What kind of speed for HepG2 cells. - (Sep/22/2009 )
Hi, I get confused about spin speed of HepG2 cells. I found some dead cells in dishes. Then i use low speed to discard these deads. It is 500g. Actually i dont effectively elimate dead cells. however i lost a lot of cells.
The problems,
1. what speed do you use for HepG2. and this speed will not harm the cells. please tell me the speed as G, not rpm.
2. it is always some dead cells attched on the surface of alive cells. how do i deal with it.
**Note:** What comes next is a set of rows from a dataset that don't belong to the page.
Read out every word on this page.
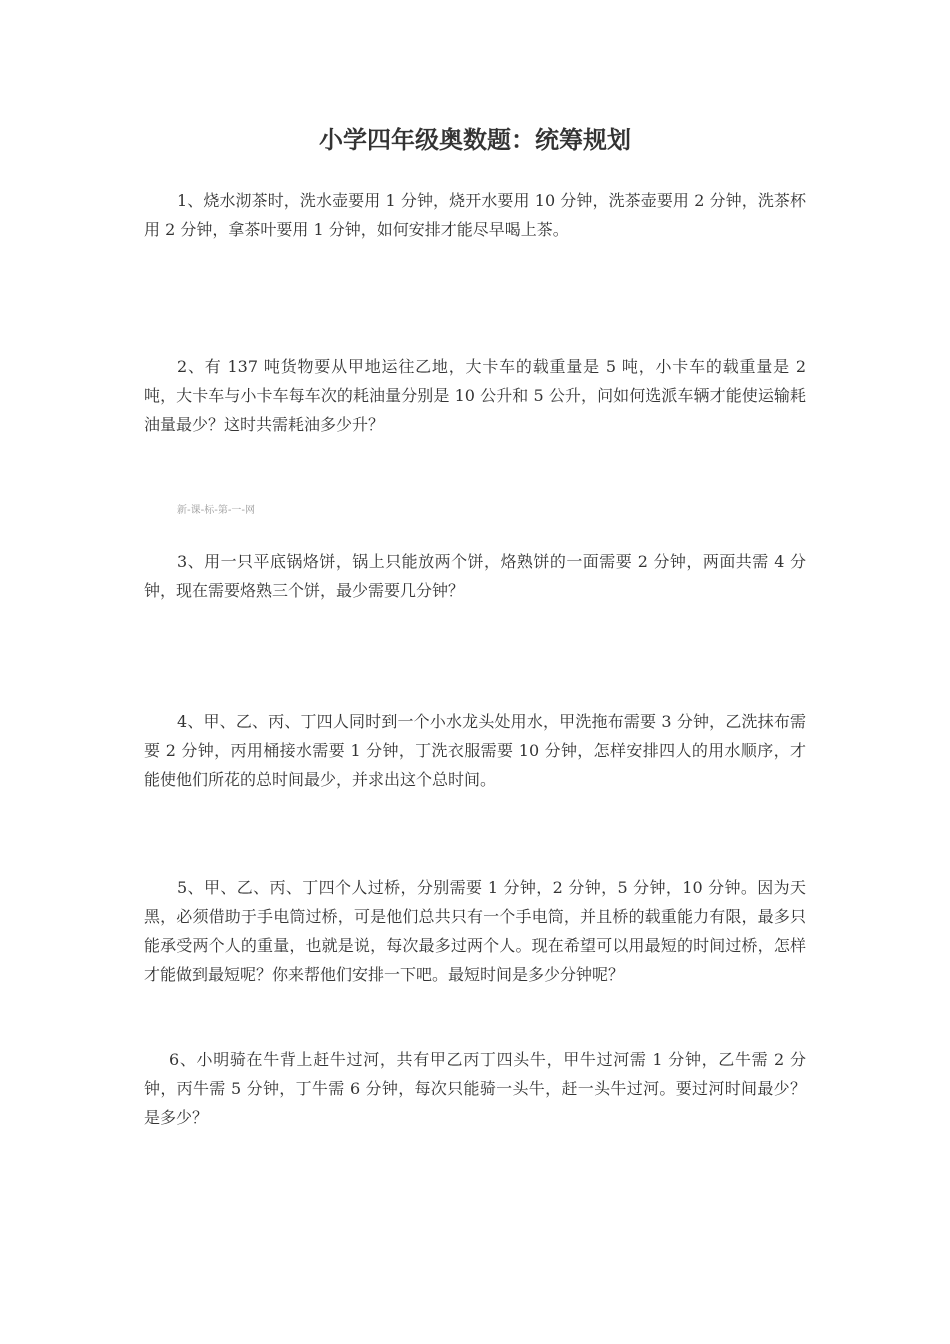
小学四年级奥数题：统筹规划

1、烧水沏茶时，洗水壶要用 1 分钟，烧开水要用 10 分钟，洗茶壶要用 2 分钟，洗茶杯用 2 分钟，拿茶叶要用 1 分钟，如何安排才能尽早喝上茶。

2、有 137 吨货物要从甲地运往乙地，大卡车的载重量是 5 吨，小卡车的载重量是 2 吨，大卡车与小卡车每车次的耗油量分别是 10 公升和 5 公升，问如何选派车辆才能使运输耗油量最少？这时共需耗油多少升？

新-课-标-第-一-网

3、用一只平底锅烙饼，锅上只能放两个饼，烙熟饼的一面需要 2 分钟，两面共需 4 分钟，现在需要烙熟三个饼，最少需要几分钟？

4、甲、乙、丙、丁四人同时到一个小水龙头处用水，甲洗拖布需要 3 分钟，乙洗抹布需要 2 分钟，丙用桶接水需要 1 分钟，丁洗衣服需要 10 分钟，怎样安排四人的用水顺序，才能使他们所花的总时间最少，并求出这个总时间。

5、甲、乙、丙、丁四个人过桥，分别需要 1 分钟，2 分钟，5 分钟，10 分钟。因为天黑，必须借助于手电筒过桥，可是他们总共只有一个手电筒，并且桥的载重能力有限，最多只能承受两个人的重量，也就是说，每次最多过两个人。现在希望可以用最短的时间过桥，怎样才能做到最短呢？你来帮他们安排一下吧。最短时间是多少分钟呢？

6、小明骑在牛背上赶牛过河，共有甲乙丙丁四头牛，甲牛过河需 1 分钟，乙牛需 2 分钟，丙牛需 5 分钟，丁牛需 6 分钟，每次只能骑一头牛，赶一头牛过河。要过河时间最少？是多少？
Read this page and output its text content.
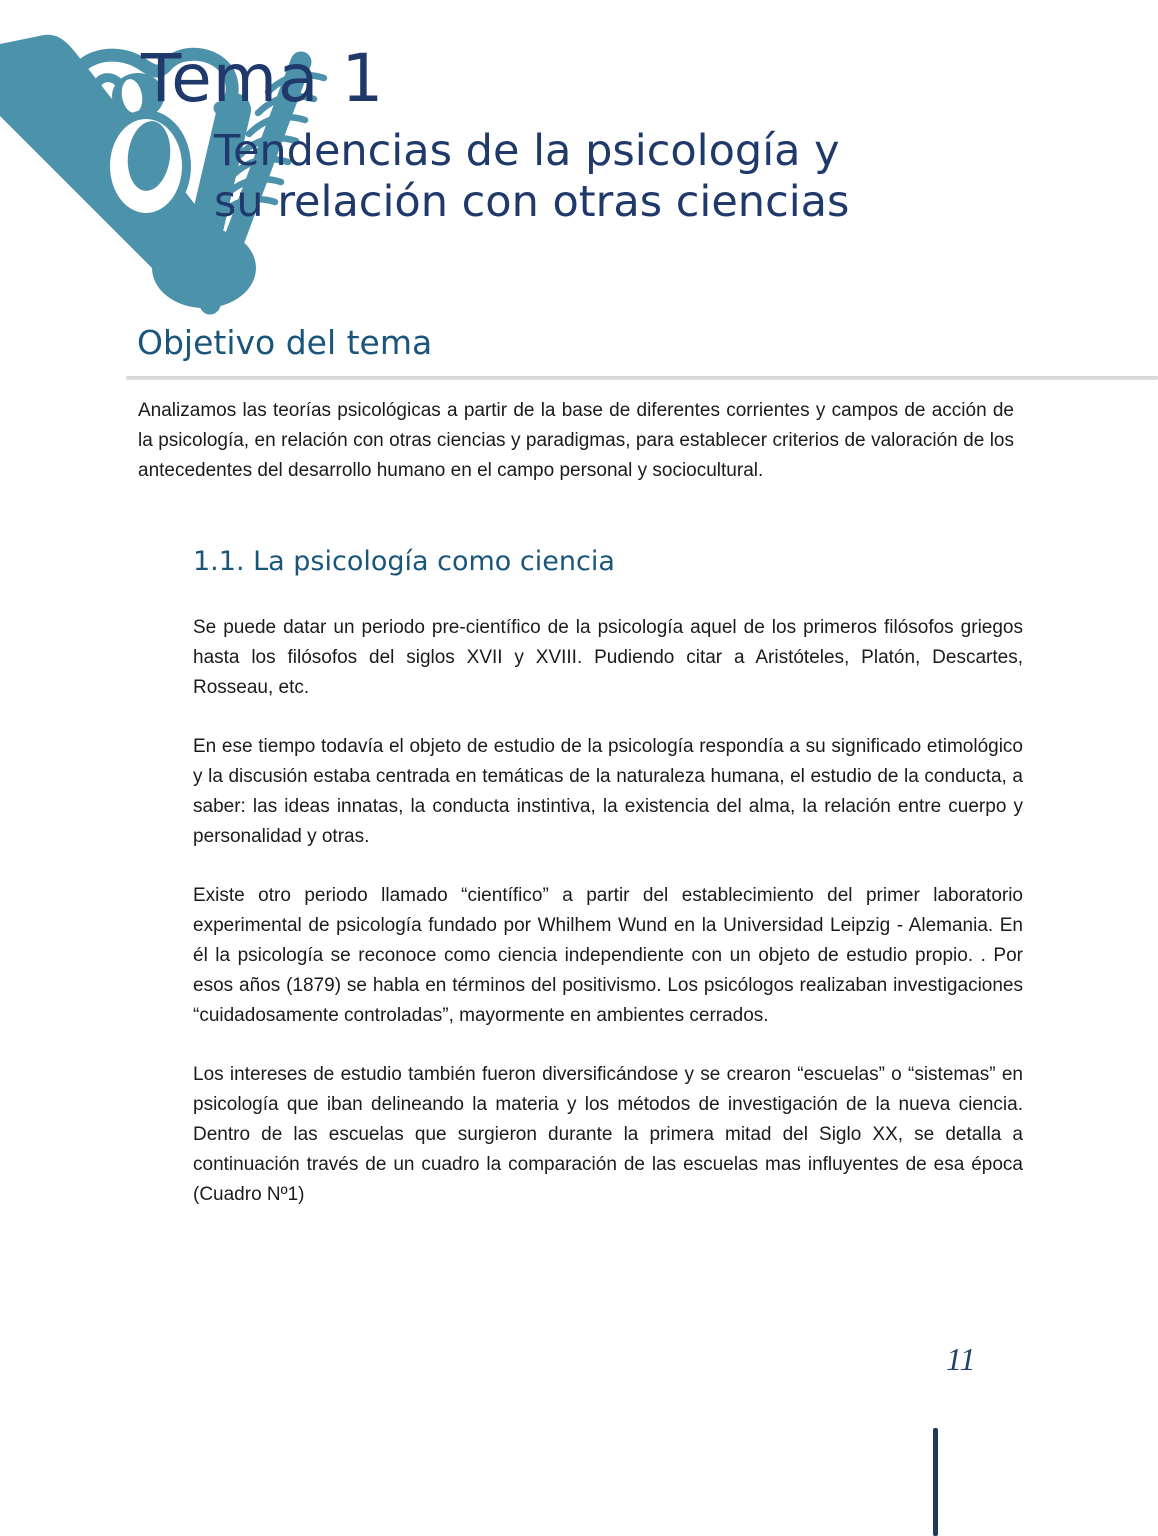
Tema 1
Tendencias de la psicología y
su relación con otras ciencias
Objetivo del tema

Analizamos las teorías psicológicas a partir de la base de diferentes corrientes y campos de acción de la psicología, en relación con otras ciencias y paradigmas, para establecer criterios de valoración de los antecedentes del desarrollo humano en el campo personal y sociocultural.

1.1. La psicología como ciencia

Se puede datar un periodo pre-científico de la psicología aquel de los primeros filósofos griegos hasta los filósofos del siglos XVII y XVIII. Pudiendo citar a Aristóteles, Platón, Descartes, Rosseau, etc.

En ese tiempo todavía el objeto de estudio de la psicología respondía a su significado etimológico y la discusión estaba centrada en temáticas de la naturaleza humana, el estudio de la conducta, a saber: las ideas innatas, la conducta instintiva, la existencia del alma, la relación entre cuerpo y personalidad y otras.

Existe otro periodo llamado “científico” a partir del establecimiento del primer laboratorio experimental de psicología fundado por Whilhem Wund en la Universidad Leipzig - Alemania. En él la psicología se reconoce como ciencia independiente con un objeto de estudio propio. . Por esos años (1879) se habla en términos del positivismo. Los psicólogos realizaban investigaciones “cuidadosamente controladas”, mayormente en ambientes cerrados.

Los intereses de estudio también fueron diversificándose y se crearon “escuelas” o “sistemas” en psicología que iban delineando la materia y los métodos de investigación de la nueva ciencia. Dentro de las escuelas que surgieron durante la primera mitad del Siglo XX, se detalla a continuación través de un cuadro la comparación de las escuelas mas influyentes de esa época (Cuadro Nº1)

11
Thanks a lot to all of you.
shawnpeter on Sep 23 2009, 03:42 AM said:
The problems,
1. what speed do you use for HepG2. and this speed will not harm the cells. please tell me the speed as G, not rpm.
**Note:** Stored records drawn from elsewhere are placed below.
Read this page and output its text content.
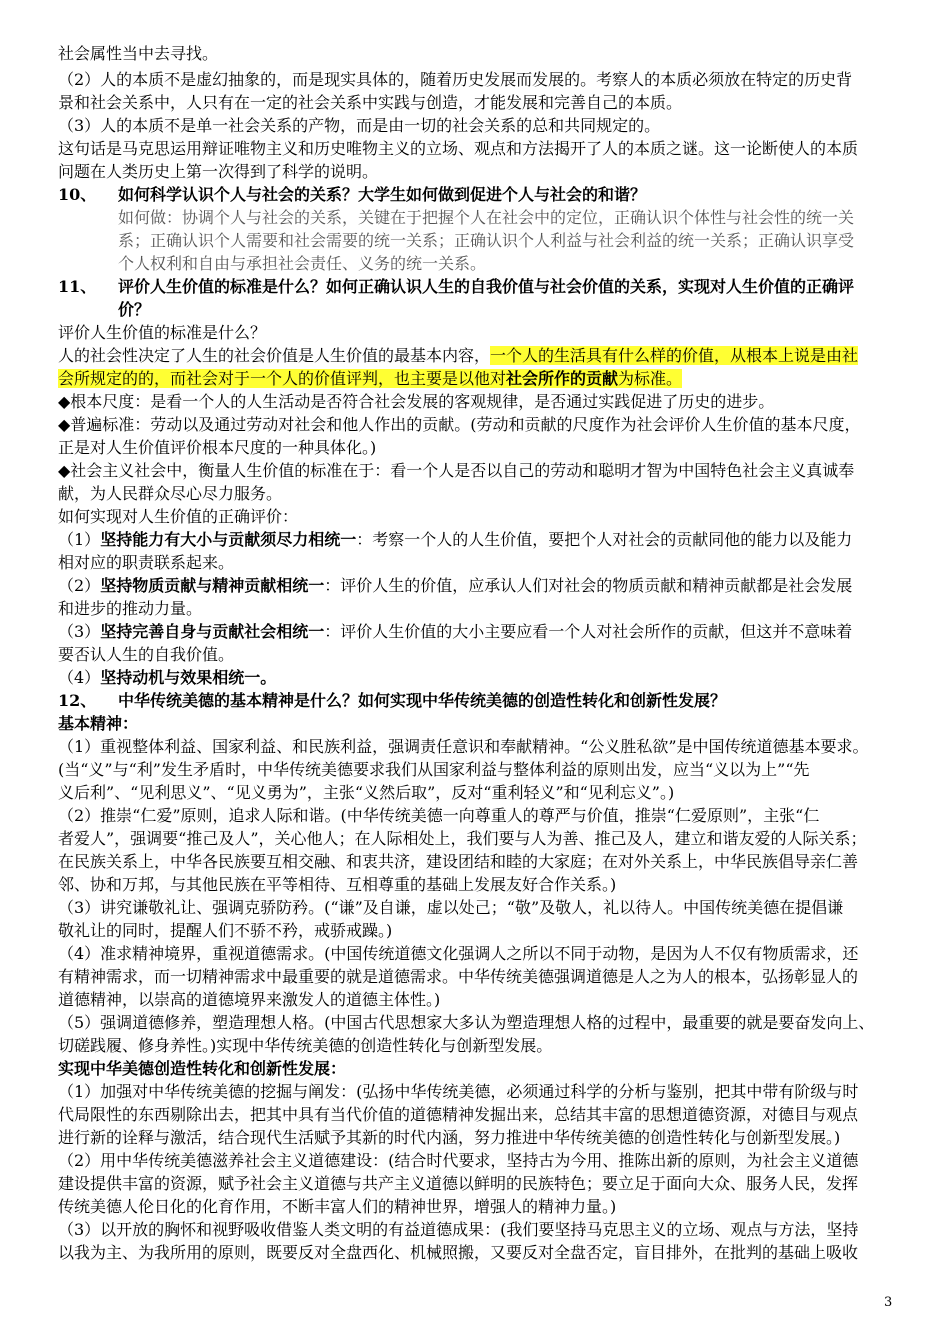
社会属性当中去寻找。
（2）人的本质不是虚幻抽象的，而是现实具体的，随着历史发展而发展的。考察人的本质必须放在特定的历史背
景和社会关系中，人只有在一定的社会关系中实践与创造，才能发展和完善自己的本质。
（3）人的本质不是单一社会关系的产物，而是由一切的社会关系的总和共同规定的。
这句话是马克思运用辩证唯物主义和历史唯物主义的立场、观点和方法揭开了人的本质之谜。这一论断使人的本质
问题在人类历史上第一次得到了科学的说明。
10、 如何科学认识个人与社会的关系？大学生如何做到促进个人与社会的和谐？
如何做：协调个人与社会的关系，关键在于把握个人在社会中的定位，正确认识个体性与社会性的统一关
系；正确认识个人需要和社会需要的统一关系；正确认识个人利益与社会利益的统一关系；正确认识享受
个人权利和自由与承担社会责任、义务的统一关系。
11、 评价人生价值的标准是什么？如何正确认识人生的自我价值与社会价值的关系，实现对人生价值的正确评
价？
评价人生价值的标准是什么？
人的社会性决定了人生的社会价值是人生价值的最基本内容，一个人的生活具有什么样的价值，从根本上说是由社
会所规定的的，而社会对于一个人的价值评判，也主要是以他对社会所作的贡献为标准。
◆根本尺度：是看一个人的人生活动是否符合社会发展的客观规律，是否通过实践促进了历史的进步。
◆普遍标准：劳动以及通过劳动对社会和他人作出的贡献。(劳动和贡献的尺度作为社会评价人生价值的基本尺度，
正是对人生价值评价根本尺度的一种具体化。)
◆社会主义社会中，衡量人生价值的标准在于：看一个人是否以自己的劳动和聪明才智为中国特色社会主义真诚奉
献，为人民群众尽心尽力服务。
如何实现对人生价值的正确评价：
（1）坚持能力有大小与贡献须尽力相统一：考察一个人的人生价值，要把个人对社会的贡献同他的能力以及能力
相对应的职责联系起来。
（2）坚持物质贡献与精神贡献相统一：评价人生的价值，应承认人们对社会的物质贡献和精神贡献都是社会发展
和进步的推动力量。
（3）坚持完善自身与贡献社会相统一：评价人生价值的大小主要应看一个人对社会所作的贡献，但这并不意味着
要否认人生的自我价值。
（4）坚持动机与效果相统一。
12、 中华传统美德的基本精神是什么？如何实现中华传统美德的创造性转化和创新性发展？
基本精神：
（1）重视整体利益、国家利益、和民族利益，强调责任意识和奉献精神。“公义胜私欲”是中国传统道德基本要求。
(当“义”与“利”发生矛盾时，中华传统美德要求我们从国家利益与整体利益的原则出发，应当“义以为上”“先
义后利”、“见利思义”、“见义勇为”，主张“义然后取”，反对“重利轻义”和“见利忘义”。)
（2）推崇“仁爱”原则，追求人际和谐。(中华传统美德一向尊重人的尊严与价值，推崇“仁爱原则”，主张“仁
者爱人”，强调要“推己及人”，关心他人；在人际相处上，我们要与人为善、推己及人，建立和谐友爱的人际关系；
在民族关系上，中华各民族要互相交融、和衷共济，建设团结和睦的大家庭；在对外关系上，中华民族倡导亲仁善
邻、协和万邦，与其他民族在平等相待、互相尊重的基础上发展友好合作关系。)
（3）讲究谦敬礼让、强调克骄防矜。(“谦”及自谦，虚以处己；“敬”及敬人，礼以待人。中国传统美德在提倡谦
敬礼让的同时，提醒人们不骄不矜，戒骄戒躁。)
（4）准求精神境界，重视道德需求。(中国传统道德文化强调人之所以不同于动物，是因为人不仅有物质需求，还
有精神需求，而一切精神需求中最重要的就是道德需求。中华传统美德强调道德是人之为人的根本，弘扬彰显人的
道德精神，以崇高的道德境界来激发人的道德主体性。)
（5）强调道德修养，塑造理想人格。(中国古代思想家大多认为塑造理想人格的过程中，最重要的就是要奋发向上、
切磋践履、修身养性。)实现中华传统美德的创造性转化与创新型发展。
实现中华美德创造性转化和创新性发展：
（1）加强对中华传统美德的挖掘与阐发：(弘扬中华传统美德，必须通过科学的分析与鉴别，把其中带有阶级与时
代局限性的东西剔除出去，把其中具有当代价值的道德精神发掘出来，总结其丰富的思想道德资源，对德目与观点
进行新的诠释与激活，结合现代生活赋予其新的时代内涵，努力推进中华传统美德的创造性转化与创新型发展。)
（2）用中华传统美德滋养社会主义道德建设：(结合时代要求，坚持古为今用、推陈出新的原则，为社会主义道德
建设提供丰富的资源，赋予社会主义道德与共产主义道德以鲜明的民族特色；要立足于面向大众、服务人民，发挥
传统美德人伦日化的化育作用，不断丰富人们的精神世界，增强人的精神力量。)
（3）以开放的胸怀和视野吸收借鉴人类文明的有益道德成果：(我们要坚持马克思主义的立场、观点与方法，坚持
以我为主、为我所用的原则，既要反对全盘西化、机械照搬，又要反对全盘否定，盲目排外，在批判的基础上吸收
3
2. it is always some dead cells attched on the surface of alive cells. how do i deal with it.
Thanks a lot to all of you.
WOW......500g is far too fast for just pelleting cells.
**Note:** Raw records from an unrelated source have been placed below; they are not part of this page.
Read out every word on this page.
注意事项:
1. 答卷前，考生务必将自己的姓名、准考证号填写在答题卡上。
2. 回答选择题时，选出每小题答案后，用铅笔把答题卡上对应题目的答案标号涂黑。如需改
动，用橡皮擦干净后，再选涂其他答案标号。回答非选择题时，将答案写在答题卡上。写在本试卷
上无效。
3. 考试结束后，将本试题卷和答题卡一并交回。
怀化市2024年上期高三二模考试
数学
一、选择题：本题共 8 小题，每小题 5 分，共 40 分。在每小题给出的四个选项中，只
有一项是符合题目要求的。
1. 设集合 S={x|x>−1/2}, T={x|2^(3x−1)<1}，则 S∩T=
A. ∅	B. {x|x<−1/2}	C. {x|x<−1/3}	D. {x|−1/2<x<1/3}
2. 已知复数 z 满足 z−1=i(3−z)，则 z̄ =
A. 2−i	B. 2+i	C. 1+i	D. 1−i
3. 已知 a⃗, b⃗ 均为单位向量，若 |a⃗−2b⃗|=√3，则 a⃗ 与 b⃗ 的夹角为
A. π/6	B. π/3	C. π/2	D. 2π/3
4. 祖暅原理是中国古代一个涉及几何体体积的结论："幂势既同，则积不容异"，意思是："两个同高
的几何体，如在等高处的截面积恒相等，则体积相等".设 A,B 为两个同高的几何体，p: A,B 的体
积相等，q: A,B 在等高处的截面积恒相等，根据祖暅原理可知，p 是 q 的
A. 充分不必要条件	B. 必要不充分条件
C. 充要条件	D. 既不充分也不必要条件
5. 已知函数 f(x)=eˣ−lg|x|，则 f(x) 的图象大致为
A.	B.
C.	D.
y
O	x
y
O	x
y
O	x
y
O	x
1. I use about 100g on the ALC centrifuges that I use for TC work. The speed is very important in terms of cell viabilty... the greater the speed , the greater the cell damage.
2. Trypsinisation will also cause a loss of some cells. In a population of cells (after trypsinisation) there will be a mixture of:
Dead cellls
Viable cells
Cells which may senence
Cells which will eventually apoptose.
You can reduce the number of dead cells attached to live cells by:
Reducing the speed of spin
Reducing the time the trypsin is in contact with the cells
Let the cells attach to the flask for 30 minutes, then wash away the cells that are still non adherent...you will lose some viable cells, but the dead cells will be washed away
Hope this is useful
Kindset regards
Rhombus
Let the cells attach to the flask for 30 minutes, then wash away the cells that are still non adherent...you will lose some viable cells, but the dead cells will be washed away
thanks for your reply.
i dont understand this words. Just without treatment, let cells sit in the hood, is that right?